A single person can only cover so much ground, so relatives expanded the search and divided tasks. Flávia Helena, one of Beatriz’s daughters, joined her brother in a poster campaign that reached gas stations, highway posts, and toll booths. They returned with lists of locations and dates to avoid duplication.
They worked with hospital contacts who agreed to check unidentified patients against the baseline. When features aligned, staff sent photographs that could be compared at home. The family kept a log of these checks, learned to add dates and locations to every record, and used that simple archive to avoid chasing the same rumor twice.
Because of those reports of lapses, the family also checked hospitals, nursing homes, and shelters where someone with disorientation might turn up, part of the reason their search footprint extended across states.
The poster totals grew toward 15,000 across the region. The number feels abstract until you imagine boxes of paper stored in a spare room, cars loaded from edge to edge, and the dull ache in your forearms after an afternoon of taping signs to metal and cinder block in sun and in light rain.
Distribution became a ritual with its own routes and its own set of rhythms. The family refined the design to make sure the most useful details, including a neck scar and language abilities, appeared at a glance. The phone numbers never changed so people could commit them to memory without trying.
Media became a tool rather than a destination. The family learned how to place anniversary pieces that did not harden into eulogies. They kept the Casa das Velas sequence at the front of each story and asked producers to open with the shop doorway before moving into institutional updates and calls for help.
They made sure the loudspeaker announcements and hotel checks appeared as proof of the earliest efforts. Long cases can drift into soft language if families let distance grow between facts and appeals. The Wincks kept that distance short by testing each sentence for clarity and asking reporters to write plainly for readers.
Practical lessons emerged as the months became years. A family needs an information hub that a stranger can use in one minute. The Onde está Dona Beatriz site fills that role. It lists descriptors, photos, and contact options in a way that works for a person on a phone who has no patience for extra clicks.
It allows anonymous messages so shy witnesses can speak up without fear of exposure. It shows where the case began without requiring any knowledge of Brazilian geography. Small design decisions like those save time for volunteers and avoid losing people in the first seconds of interest when attention is fragile.

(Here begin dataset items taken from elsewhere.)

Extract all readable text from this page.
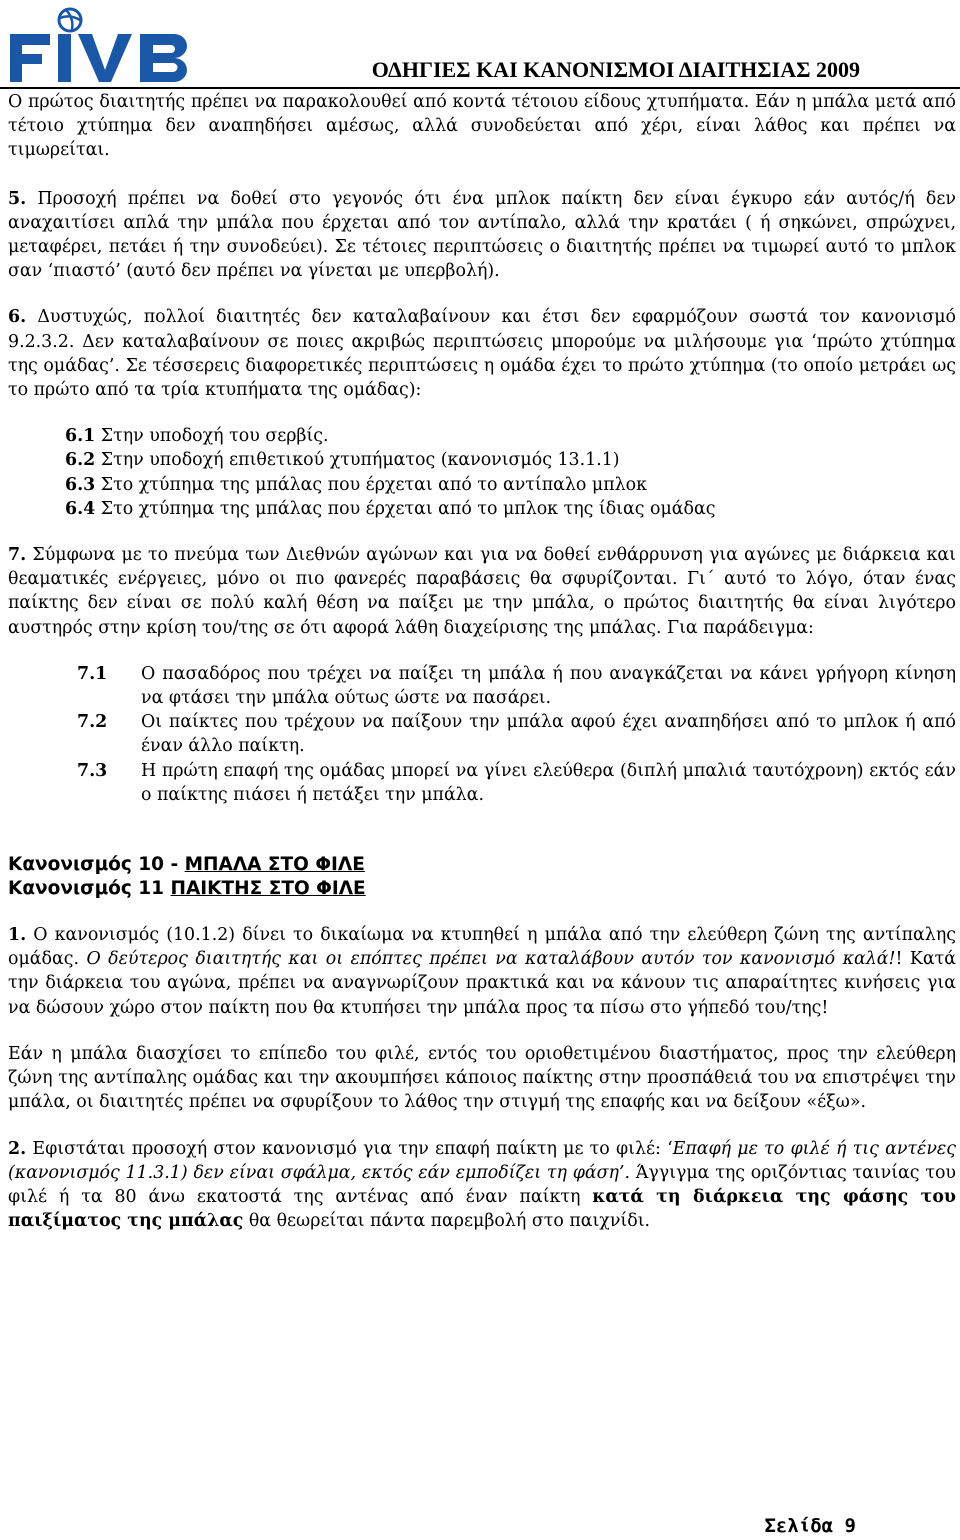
ΟΔΗΓΙΕΣ ΚΑΙ ΚΑΝΟΝΙΣΜΟΙ ΔΙΑΙΤΗΣΙΑΣ 2009

Ο πρώτος διαιτητής πρέπει να παρακολουθεί από κοντά τέτοιου είδους χτυπήματα. Εάν η μπάλα μετά από τέτοιο χτύπημα δεν αναπηδήσει αμέσως, αλλά συνοδεύεται από χέρι, είναι λάθος και πρέπει να τιμωρείται.

5. Προσοχή πρέπει να δοθεί στο γεγονός ότι ένα μπλοκ παίκτη δεν είναι έγκυρο εάν αυτός/ή δεν αναχαιτίσει απλά την μπάλα που έρχεται από τον αντίπαλο, αλλά την κρατάει ( ή σηκώνει, σπρώχνει, μεταφέρει, πετάει ή την συνοδεύει). Σε τέτοιες περιπτώσεις ο διαιτητής πρέπει να τιμωρεί αυτό το μπλοκ σαν ‘πιαστό’ (αυτό δεν πρέπει να γίνεται με υπερβολή).

6. Δυστυχώς, πολλοί διαιτητές δεν καταλαβαίνουν και έτσι δεν εφαρμόζουν σωστά τον κανονισμό 9.2.3.2. Δεν καταλαβαίνουν σε ποιες ακριβώς περιπτώσεις μπορούμε να μιλήσουμε για ‘πρώτο χτύπημα της ομάδας’. Σε τέσσερεις διαφορετικές περιπτώσεις η ομάδα έχει το πρώτο χτύπημα (το οποίο μετράει ως το πρώτο από τα τρία κτυπήματα της ομάδας):

6.1 Στην υποδοχή του σερβίς.
6.2 Στην υποδοχή επιθετικού χτυπήματος (κανονισμός 13.1.1)
6.3 Στο χτύπημα της μπάλας που έρχεται από το αντίπαλο μπλοκ
6.4 Στο χτύπημα της μπάλας που έρχεται από το μπλοκ της ίδιας ομάδας

7. Σύμφωνα με το πνεύμα των Διεθνών αγώνων και για να δοθεί ενθάρρυνση για αγώνες με διάρκεια και θεαματικές ενέργειες, μόνο οι πιο φανερές παραβάσεις θα σφυρίζονται. Γι΄ αυτό το λόγο, όταν ένας παίκτης δεν είναι σε πολύ καλή θέση να παίξει με την μπάλα, ο πρώτος διαιτητής θα είναι λιγότερο αυστηρός στην κρίση του/της σε ότι αφορά λάθη διαχείρισης της μπάλας. Για παράδειγμα:

7.1	Ο πασαδόρος που τρέχει να παίξει τη μπάλα ή που αναγκάζεται να κάνει γρήγορη κίνηση να φτάσει την μπάλα ούτως ώστε να πασάρει.
7.2	Οι παίκτες που τρέχουν να παίξουν την μπάλα αφού έχει αναπηδήσει από το μπλοκ ή από έναν άλλο παίκτη.
7.3	Η πρώτη επαφή της ομάδας μπορεί να γίνει ελεύθερα (διπλή μπαλιά ταυτόχρονη) εκτός εάν ο παίκτης πιάσει ή πετάξει την μπάλα.
Κανονισμός 10 - ΜΠΑΛΑ ΣΤΟ ΦΙΛΕ
Κανονισμός 11 ΠΑΙΚΤΗΣ ΣΤΟ ΦΙΛΕ

1. Ο κανονισμός (10.1.2) δίνει το δικαίωμα να κτυπηθεί η μπάλα από την ελεύθερη ζώνη της αντίπαλης ομάδας. Ο δεύτερος διαιτητής και οι επόπτες πρέπει να καταλάβουν αυτόν τον κανονισμό καλά!! Κατά την διάρκεια του αγώνα, πρέπει να αναγνωρίζουν πρακτικά και να κάνουν τις απαραίτητες κινήσεις για να δώσουν χώρο στον παίκτη που θα κτυπήσει την μπάλα προς τα πίσω στο γήπεδό του/της!

Εάν η μπάλα διασχίσει το επίπεδο του φιλέ, εντός του οριοθετιμένου διαστήματος, προς την ελεύθερη ζώνη της αντίπαλης ομάδας και την ακουμπήσει κάποιος παίκτης στην προσπάθειά του να επιστρέψει την μπάλα, οι διαιτητές πρέπει να σφυρίξουν το λάθος την στιγμή της επαφής και να δείξουν «έξω».

2. Εφιστάται προσοχή στον κανονισμό για την επαφή παίκτη με το φιλέ: ‘Επαφή με το φιλέ ή τις αντένες (κανονισμός 11.3.1) δεν είναι σφάλμα, εκτός εάν εμποδίζει τη φάση’. Άγγιγμα της οριζόντιας ταινίας του φιλέ ή τα 80 άνω εκατοστά της αντένας από έναν παίκτη κατά τη διάρκεια της φάσης του παιξίματος της μπάλας θα θεωρείται πάντα παρεμβολή στο παιχνίδι.

Σελίδα 9
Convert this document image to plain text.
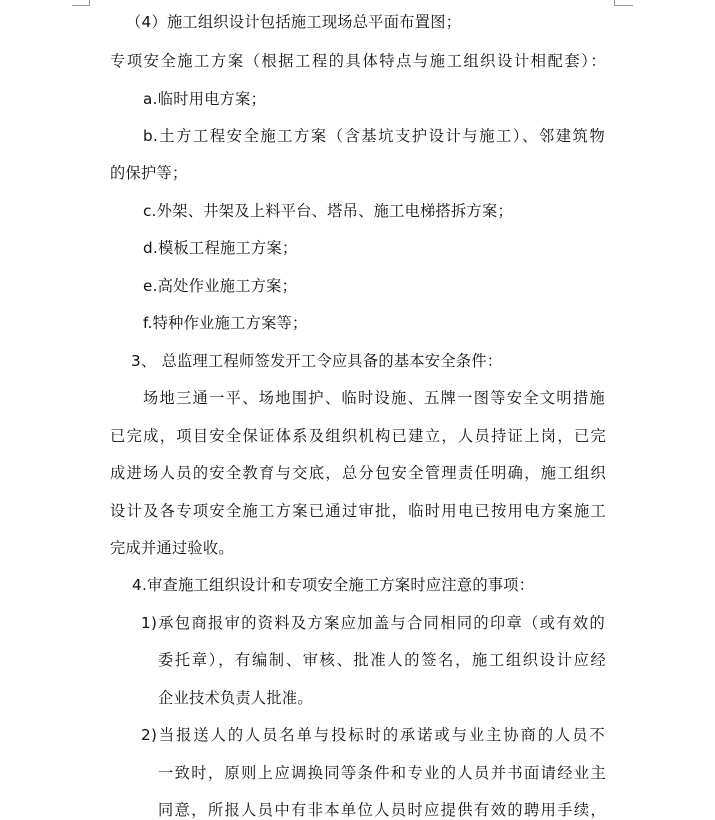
（4）施工组织设计包括施工现场总平面布置图；
专项安全施工方案（根据工程的具体特点与施工组织设计相配套）：
a.临时用电方案；
b.土方工程安全施工方案（含基坑支护设计与施工）、邻建筑物
的保护等；
c.外架、井架及上料平台、塔吊、施工电梯搭拆方案；
d.模板工程施工方案；
e.高处作业施工方案；
f.特种作业施工方案等；
3、 总监理工程师签发开工令应具备的基本安全条件：
场地三通一平、场地围护、临时设施、五牌一图等安全文明措施
已完成，项目安全保证体系及组织机构已建立，人员持证上岗，已完
成进场人员的安全教育与交底，总分包安全管理责任明确，施工组织
设计及各专项安全施工方案已通过审批，临时用电已按用电方案施工
完成并通过验收。
4.审查施工组织设计和专项安全施工方案时应注意的事项：
1)承包商报审的资料及方案应加盖与合同相同的印章（或有效的
委托章），有编制、审核、批准人的签名，施工组织设计应经
企业技术负责人批准。
2)当报送人的人员名单与投标时的承诺或与业主协商的人员不
一致时，原则上应调换同等条件和专业的人员并书面请经业主
同意，所报人员中有非本单位人员时应提供有效的聘用手续，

For a comparative family-led search that also spans years of unanswered questions, see your in-depth feature on Utah’s most discussed missing-person case — Susan Powell case timeline and analysis.

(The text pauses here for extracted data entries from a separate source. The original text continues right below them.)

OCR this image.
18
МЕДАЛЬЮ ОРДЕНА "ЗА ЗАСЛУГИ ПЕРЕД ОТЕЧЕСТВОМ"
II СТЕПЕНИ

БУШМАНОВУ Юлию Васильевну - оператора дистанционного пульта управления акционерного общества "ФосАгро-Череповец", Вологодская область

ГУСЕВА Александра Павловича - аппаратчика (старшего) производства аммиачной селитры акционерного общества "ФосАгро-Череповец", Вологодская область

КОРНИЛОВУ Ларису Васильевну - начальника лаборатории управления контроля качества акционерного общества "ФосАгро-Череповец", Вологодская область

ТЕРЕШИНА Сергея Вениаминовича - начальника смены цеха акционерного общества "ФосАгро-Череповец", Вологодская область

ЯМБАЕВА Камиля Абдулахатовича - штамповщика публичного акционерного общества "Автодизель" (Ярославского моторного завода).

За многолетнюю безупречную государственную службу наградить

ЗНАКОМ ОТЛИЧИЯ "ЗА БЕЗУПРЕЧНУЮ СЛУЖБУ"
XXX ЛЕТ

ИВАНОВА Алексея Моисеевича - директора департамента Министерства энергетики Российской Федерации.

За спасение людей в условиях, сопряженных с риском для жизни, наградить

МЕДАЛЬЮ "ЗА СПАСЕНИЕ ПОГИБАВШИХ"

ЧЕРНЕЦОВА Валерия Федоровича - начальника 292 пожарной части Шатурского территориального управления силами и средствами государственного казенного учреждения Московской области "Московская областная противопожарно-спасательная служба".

Common questions about the disappearance of Beatriz Winck
Did Beatriz Winck have a diagnosis of dementia or Alzheimer’s?
Reports and family sources have mentioned memory lapses, but no public medical record confirms a diagnosis.

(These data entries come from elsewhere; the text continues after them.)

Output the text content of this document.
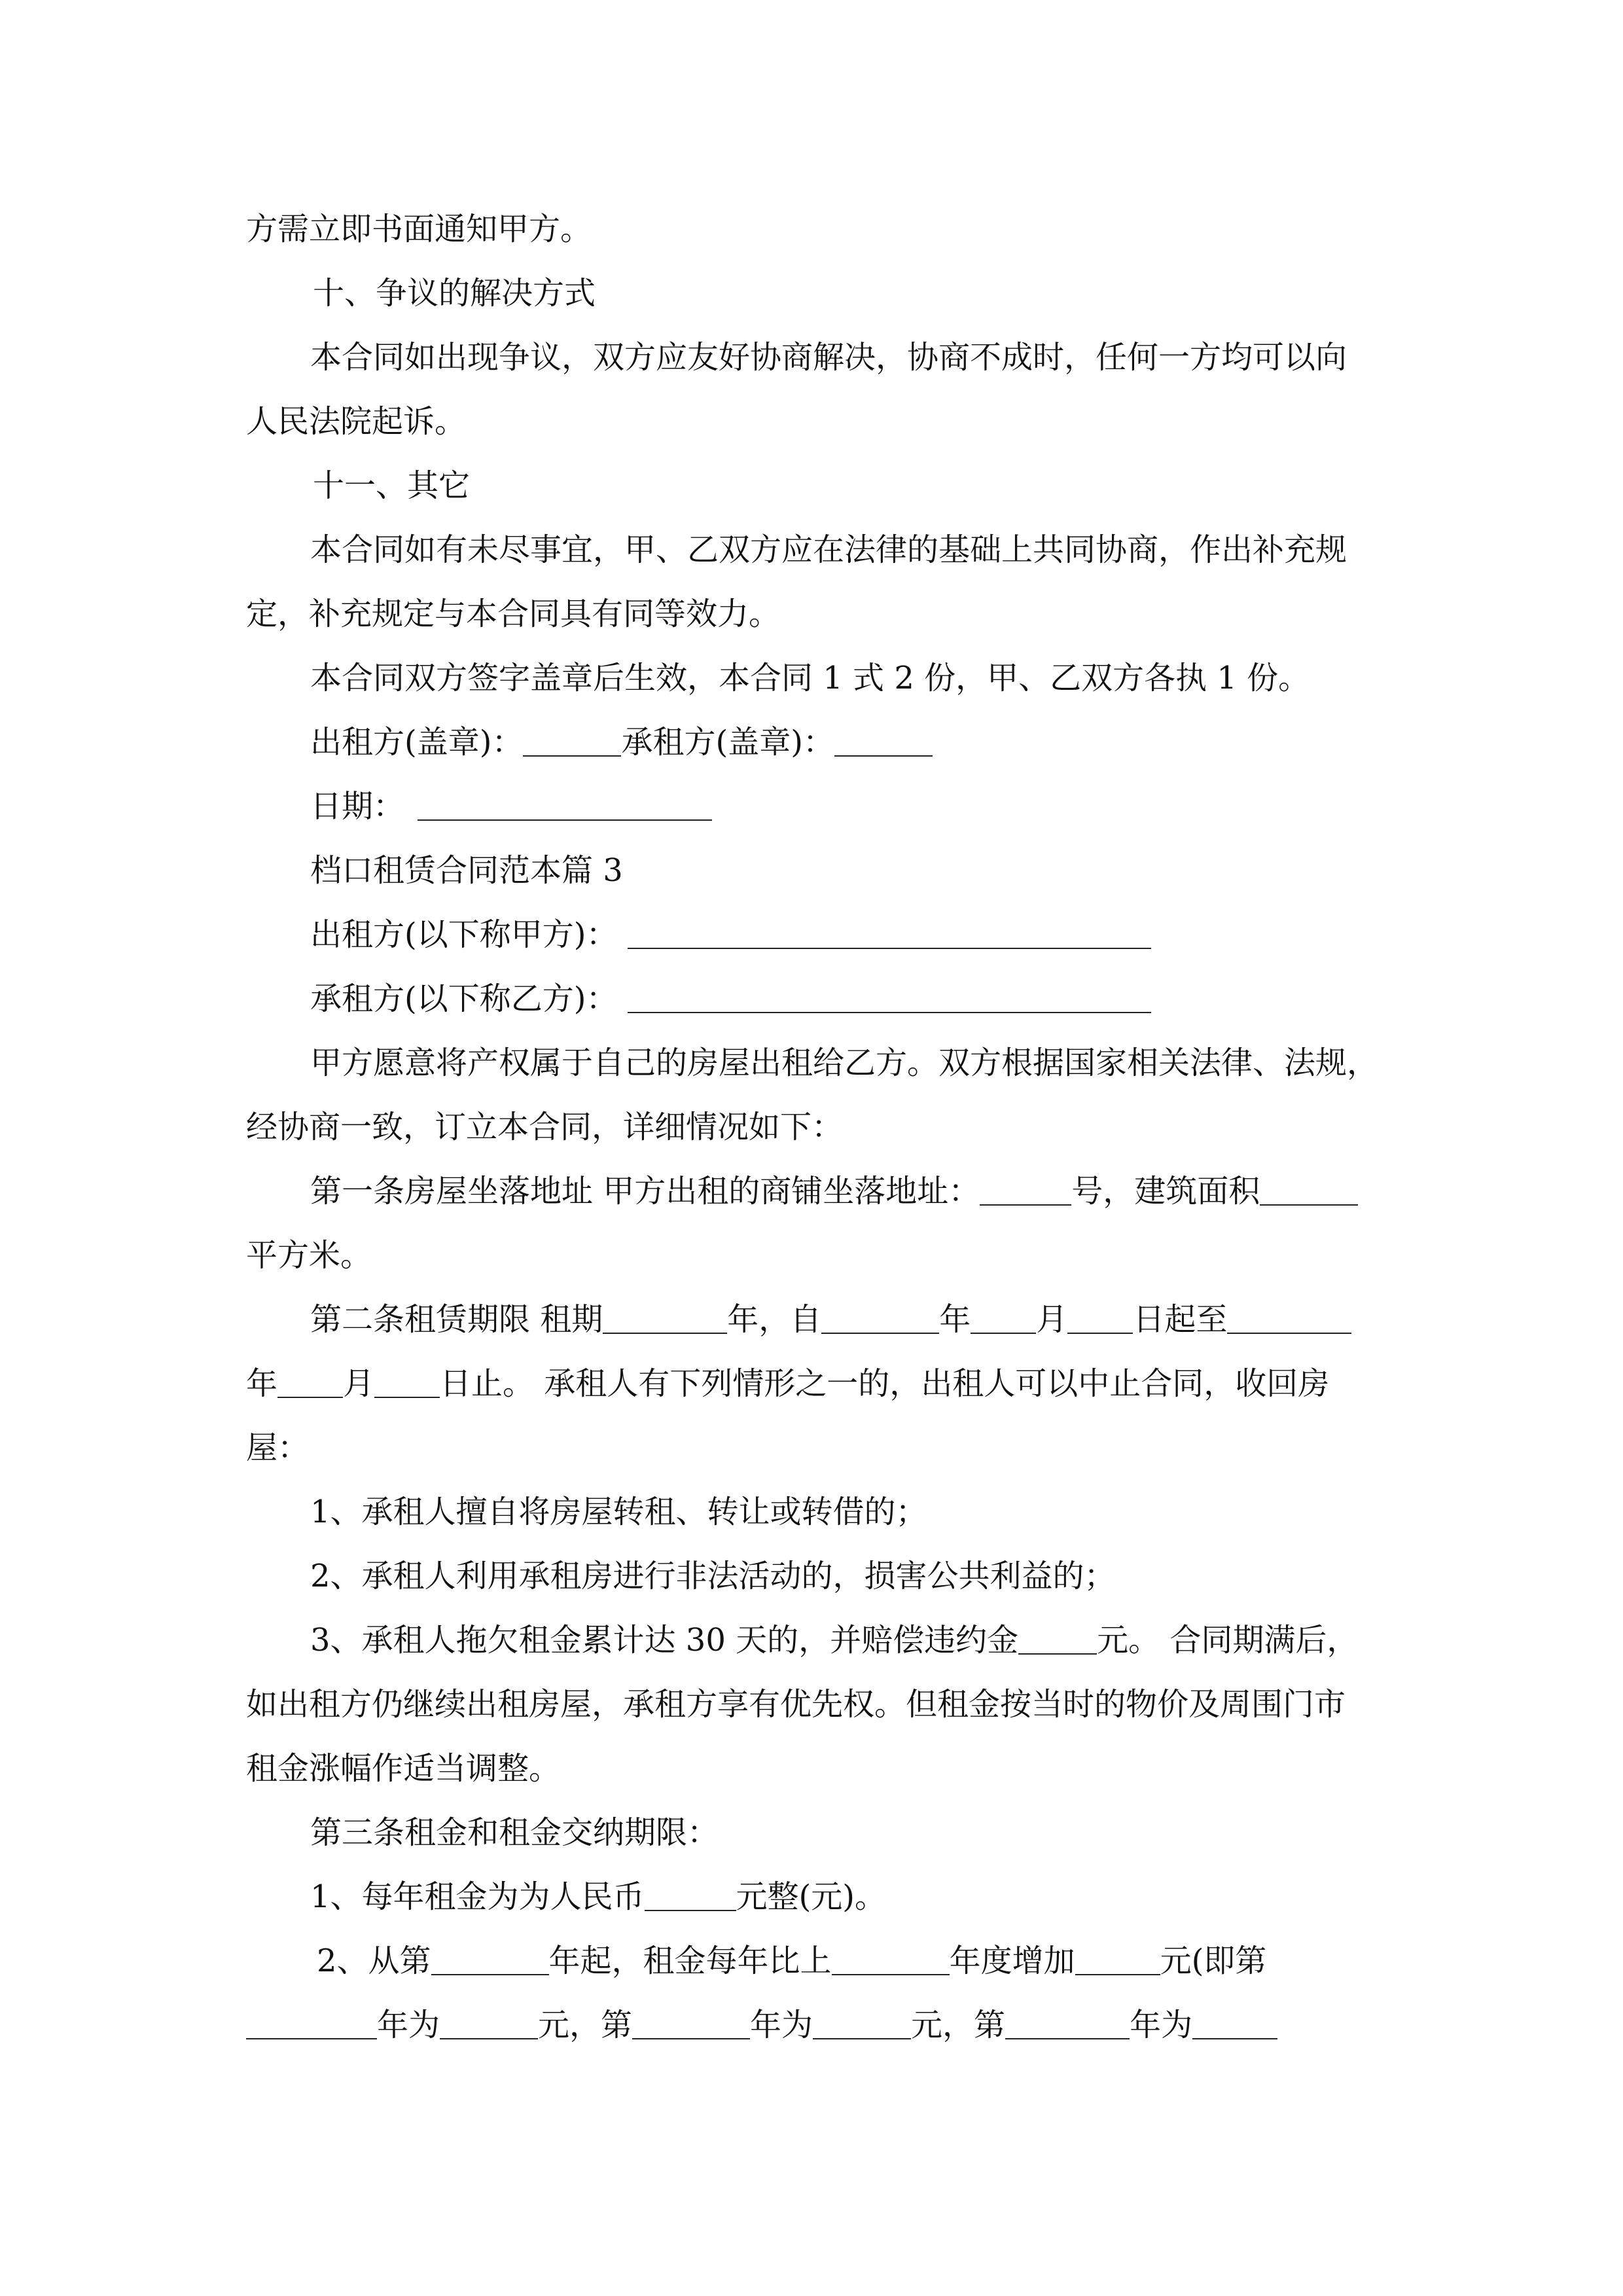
方需立即书面通知甲方。
十、争议的解决方式
本合同如出现争议，双方应友好协商解决，协商不成时，任何一方均可以向
人民法院起诉。
十一、其它
本合同如有未尽事宜，甲、乙双方应在法律的基础上共同协商，作出补充规
定，补充规定与本合同具有同等效力。
本合同双方签字盖章后生效，本合同 1 式 2 份，甲、乙双方各执 1 份。
出租方(盖章)：	承租方(盖章)：
日期：
档口租赁合同范本篇 3
出租方(以下称甲方)：
承租方(以下称乙方)：
甲方愿意将产权属于自己的房屋出租给乙方。双方根据国家相关法律、法规，
经协商一致，订立本合同，详细情况如下：
第一条房屋坐落地址 甲方出租的商铺坐落地址：	号，建筑面积
平方米。
第二条租赁期限 租期	年，自	年 月 日起至
年 月 日止。 承租人有下列情形之一的，出租人可以中止合同，收回房
屋：
1、承租人擅自将房屋转租、转让或转借的；
2、承租人利用承租房进行非法活动的，损害公共利益的；
3、承租人拖欠租金累计达 30 天的，并赔偿违约金	元。 合同期满后，
如出租方仍继续出租房屋，承租方享有优先权。但租金按当时的物价及周围门市
租金涨幅作适当调整。
第三条租金和租金交纳期限：
1、每年租金为为人民币	元整(元)。
2、从第	年起，租金每年比上	年度增加	元(即第
年为	元，第	年为	元，第	年为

What was the last known location of Beatriz Winck in Aparecida?
The doorway of the Casa das Velas shop next to the basilica is the last verified position where she waited while her husband paid.
Are there any confirmed sightings of Beatriz Winck after October 21, 2012?
No credible, confirmed sighting has been documented; several potential leads were investigated but none resulted in verification.
How has Aparecida changed security after Beatriz Winck’s disappearance?
The city enforced hotel wristband laws more strictly, expanded surveillance camera coverage, and instituted identity measures for tourists.
Many readers confuse Beatriz Winck with other unrelated names such as Beatriz Winckelmann or Beatriz Winckworth. These are entirely different people and not connected to this case.